It all started in 1993/1994, I was 13/14 years old. There began an insatiable hunger. A hunger that couldn’t be filled. A feeling like there was something about ready to happen and I didn’t know what but I had to start preparing myself to get ready. I can’t believe my daughter is the same age now as I was then. I had this intense urgency to get on my face before God and cry out for something more. I was going to Temple Christian at that time and I asked my teachers if it was ok to go to the chapel during lunch on Tuesday and Thursdays with whoever wanted to come so we would worship and pray.
I would go around the lunch room and invite whoever wanted to come from my Jr. High and sometimes some high schoolers to join us to fast, worship and pray.
I remember leading worship from the piano and we began to join our voices in prayer and worship. There was an intensity that burned inside of me that got stronger and stronger. It was hard going to a private school and wanting the entire school to get on fire for God and not always seeing it. But I knew God had a purpose in us being there and to press in no matter what we saw.
I don’t remember how long those times in the chapel lasted, but I do remember what happened in 1995, when our Pastors at City Bible Church in Portland, Oregon, Frank & Sharon Damazio went to investigate the Toronto Blessing and came back with an impartation that spread like wildfire. All of a sudden the intensity and hunger that I had felt in 1993/1994 began to be filled to overflowing.
Countless services of receiving the love, anointing, holy spirit refilling over and over began. Times laying out under the power of the Holy Spirit and in those times going deeper, seeing visions God was showing me of the lost of other countries around the world and revival hitting them.
Then in the spring/summer of 1995 came the burden, heavy deep burden of intercession that overtook my body and soul. The deep deep loud travail that came out of me shook me to the core. I would spend hours at the alter, or in my bedroom not just crying but deep guttrral travail would come out of me. I lost all sense of what was happening around me when that took place. I would be worshipping or praying and all of a sudden I could feel the heartbeat and grief of God over those who did not know him or had rejected him. The burden to see them come to know Jesus and go to heaven would be the focus of my mind as my body was overcome by intense groaning. After it had lightened and I would stop, my face would be ballooned, eyes totally swollen and red dots all over my face and neck from blood vessels thst had burst. I started calling them Holy ghost dots, haha. Glad I didn’t have much vanity back then.

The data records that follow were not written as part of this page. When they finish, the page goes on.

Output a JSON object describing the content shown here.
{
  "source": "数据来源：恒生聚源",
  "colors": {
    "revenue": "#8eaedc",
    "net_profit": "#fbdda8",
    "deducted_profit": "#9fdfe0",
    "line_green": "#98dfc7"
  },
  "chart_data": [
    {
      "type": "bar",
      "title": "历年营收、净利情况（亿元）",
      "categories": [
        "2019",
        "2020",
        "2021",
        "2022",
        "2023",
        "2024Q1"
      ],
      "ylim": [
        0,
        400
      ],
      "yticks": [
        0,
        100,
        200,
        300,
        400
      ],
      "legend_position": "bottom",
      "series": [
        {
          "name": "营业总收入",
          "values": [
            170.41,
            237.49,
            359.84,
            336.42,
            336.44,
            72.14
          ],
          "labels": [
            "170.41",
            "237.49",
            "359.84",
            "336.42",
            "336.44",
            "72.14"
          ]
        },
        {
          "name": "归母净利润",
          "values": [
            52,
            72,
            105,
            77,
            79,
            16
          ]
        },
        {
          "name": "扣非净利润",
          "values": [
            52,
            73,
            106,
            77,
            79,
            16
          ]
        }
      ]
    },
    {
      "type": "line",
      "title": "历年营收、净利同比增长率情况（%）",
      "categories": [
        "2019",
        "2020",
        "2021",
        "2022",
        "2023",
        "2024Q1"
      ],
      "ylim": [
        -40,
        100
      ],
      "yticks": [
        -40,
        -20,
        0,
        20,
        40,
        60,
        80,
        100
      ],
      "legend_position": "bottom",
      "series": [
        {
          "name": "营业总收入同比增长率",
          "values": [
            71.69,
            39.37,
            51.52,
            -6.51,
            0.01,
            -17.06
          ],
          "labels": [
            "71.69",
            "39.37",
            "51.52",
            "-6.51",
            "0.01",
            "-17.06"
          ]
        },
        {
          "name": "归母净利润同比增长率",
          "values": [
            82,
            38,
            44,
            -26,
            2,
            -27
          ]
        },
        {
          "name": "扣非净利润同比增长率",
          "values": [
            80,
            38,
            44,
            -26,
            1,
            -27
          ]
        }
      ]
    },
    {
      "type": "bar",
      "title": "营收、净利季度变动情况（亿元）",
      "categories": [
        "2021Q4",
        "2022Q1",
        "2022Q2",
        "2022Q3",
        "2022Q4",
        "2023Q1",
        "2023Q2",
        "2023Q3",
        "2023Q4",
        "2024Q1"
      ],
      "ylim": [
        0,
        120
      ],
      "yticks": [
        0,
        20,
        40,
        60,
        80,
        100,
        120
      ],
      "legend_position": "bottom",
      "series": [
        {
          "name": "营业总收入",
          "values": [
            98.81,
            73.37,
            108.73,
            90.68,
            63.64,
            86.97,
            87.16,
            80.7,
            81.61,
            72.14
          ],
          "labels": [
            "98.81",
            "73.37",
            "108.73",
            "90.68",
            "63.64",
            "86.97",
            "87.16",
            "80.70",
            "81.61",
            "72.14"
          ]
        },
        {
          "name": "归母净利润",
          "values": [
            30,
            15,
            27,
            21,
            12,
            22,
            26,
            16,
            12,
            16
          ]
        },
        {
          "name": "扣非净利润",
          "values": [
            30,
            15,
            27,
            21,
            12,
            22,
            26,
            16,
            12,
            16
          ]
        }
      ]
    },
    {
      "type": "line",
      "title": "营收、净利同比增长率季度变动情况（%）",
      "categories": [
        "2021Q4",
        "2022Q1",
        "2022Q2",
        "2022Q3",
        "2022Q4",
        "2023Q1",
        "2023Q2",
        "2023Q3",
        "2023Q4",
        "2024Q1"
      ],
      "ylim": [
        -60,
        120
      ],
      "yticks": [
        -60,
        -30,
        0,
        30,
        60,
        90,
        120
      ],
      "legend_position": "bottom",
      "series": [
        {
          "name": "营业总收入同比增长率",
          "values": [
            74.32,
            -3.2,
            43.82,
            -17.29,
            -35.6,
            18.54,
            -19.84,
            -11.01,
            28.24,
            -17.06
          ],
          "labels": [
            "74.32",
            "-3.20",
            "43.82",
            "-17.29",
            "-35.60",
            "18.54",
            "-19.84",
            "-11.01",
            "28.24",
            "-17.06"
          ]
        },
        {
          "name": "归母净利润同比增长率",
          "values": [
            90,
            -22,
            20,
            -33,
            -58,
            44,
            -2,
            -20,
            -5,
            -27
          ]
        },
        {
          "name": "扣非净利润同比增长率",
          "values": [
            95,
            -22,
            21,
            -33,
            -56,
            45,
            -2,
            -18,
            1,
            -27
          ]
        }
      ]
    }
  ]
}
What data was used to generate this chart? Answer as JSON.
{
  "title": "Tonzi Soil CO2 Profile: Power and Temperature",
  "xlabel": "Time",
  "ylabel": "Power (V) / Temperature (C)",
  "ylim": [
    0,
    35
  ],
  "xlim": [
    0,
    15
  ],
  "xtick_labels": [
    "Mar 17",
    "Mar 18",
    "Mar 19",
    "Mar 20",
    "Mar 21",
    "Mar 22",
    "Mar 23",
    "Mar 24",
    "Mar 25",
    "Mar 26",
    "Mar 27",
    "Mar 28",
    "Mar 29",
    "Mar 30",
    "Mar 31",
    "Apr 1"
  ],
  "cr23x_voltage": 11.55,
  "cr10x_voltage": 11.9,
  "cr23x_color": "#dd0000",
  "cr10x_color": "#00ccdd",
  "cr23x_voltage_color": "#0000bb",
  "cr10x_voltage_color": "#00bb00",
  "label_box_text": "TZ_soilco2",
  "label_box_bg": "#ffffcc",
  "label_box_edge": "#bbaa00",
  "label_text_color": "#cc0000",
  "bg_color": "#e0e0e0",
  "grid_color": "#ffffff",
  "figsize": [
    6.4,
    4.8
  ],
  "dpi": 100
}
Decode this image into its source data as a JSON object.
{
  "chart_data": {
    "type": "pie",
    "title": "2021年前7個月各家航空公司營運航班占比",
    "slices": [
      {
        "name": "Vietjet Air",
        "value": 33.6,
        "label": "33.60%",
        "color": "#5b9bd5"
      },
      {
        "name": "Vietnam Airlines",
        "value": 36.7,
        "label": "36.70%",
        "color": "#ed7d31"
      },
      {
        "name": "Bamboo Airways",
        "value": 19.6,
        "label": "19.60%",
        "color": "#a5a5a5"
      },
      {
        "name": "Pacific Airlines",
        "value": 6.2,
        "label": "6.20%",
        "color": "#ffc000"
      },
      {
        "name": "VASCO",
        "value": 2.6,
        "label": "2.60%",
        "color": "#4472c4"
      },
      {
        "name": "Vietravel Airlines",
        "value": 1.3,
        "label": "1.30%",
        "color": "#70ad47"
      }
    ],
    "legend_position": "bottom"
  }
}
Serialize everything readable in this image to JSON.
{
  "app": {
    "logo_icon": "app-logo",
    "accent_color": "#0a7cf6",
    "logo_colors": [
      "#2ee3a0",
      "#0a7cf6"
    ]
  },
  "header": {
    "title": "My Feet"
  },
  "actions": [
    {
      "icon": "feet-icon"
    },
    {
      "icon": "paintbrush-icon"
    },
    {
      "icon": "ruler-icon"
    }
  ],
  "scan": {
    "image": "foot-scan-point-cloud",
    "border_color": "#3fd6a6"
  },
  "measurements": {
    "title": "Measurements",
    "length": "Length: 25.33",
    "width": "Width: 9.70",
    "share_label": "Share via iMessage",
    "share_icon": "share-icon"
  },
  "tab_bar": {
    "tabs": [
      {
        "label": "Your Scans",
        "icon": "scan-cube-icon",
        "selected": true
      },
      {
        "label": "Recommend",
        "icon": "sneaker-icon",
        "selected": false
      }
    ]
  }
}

That summer I went to England on a mission trip with the youth lead by Ed and Heather Schefter. In preparing for that trip, our team had amazing prayer times after our drama practices. One night it went way too long and all of us kids on the team got in trouble by our parents for being out past curfew, but seriously we were slain in the spirit on the chapel alter or drunk in the spirit (no alcohol) and couldn’t get up. Haha. Awesome memories. Our poor parents, how many parents have ever gotten that excuse from their kids.
On that trip God began to talk to me about taking up my cross and following Him. I realized that going to a private school and living in a total Christian bubble, I had no cross to carry. When I got back home from England we had Youth camp. There at the alter, the intercession for the lost hit me again. As I was on my face Weeping, God clearly told me that every tear I cried would be a soul that is saved at Centennial High school. I was like, what? I love my school and my friends are my family (I had been at TCS from 1st grade till 10th). God said it’s time to pick up my cross and follow him. That Centennial was my mission field. I looked up and saw all my closest friends and I went over and gathered them and told them what God had told me and I cried tears of sadness. It was the hardest thing I had ever done till that time.
Obedience and sacrifice was what He had required for the next step of my journey. The mission field.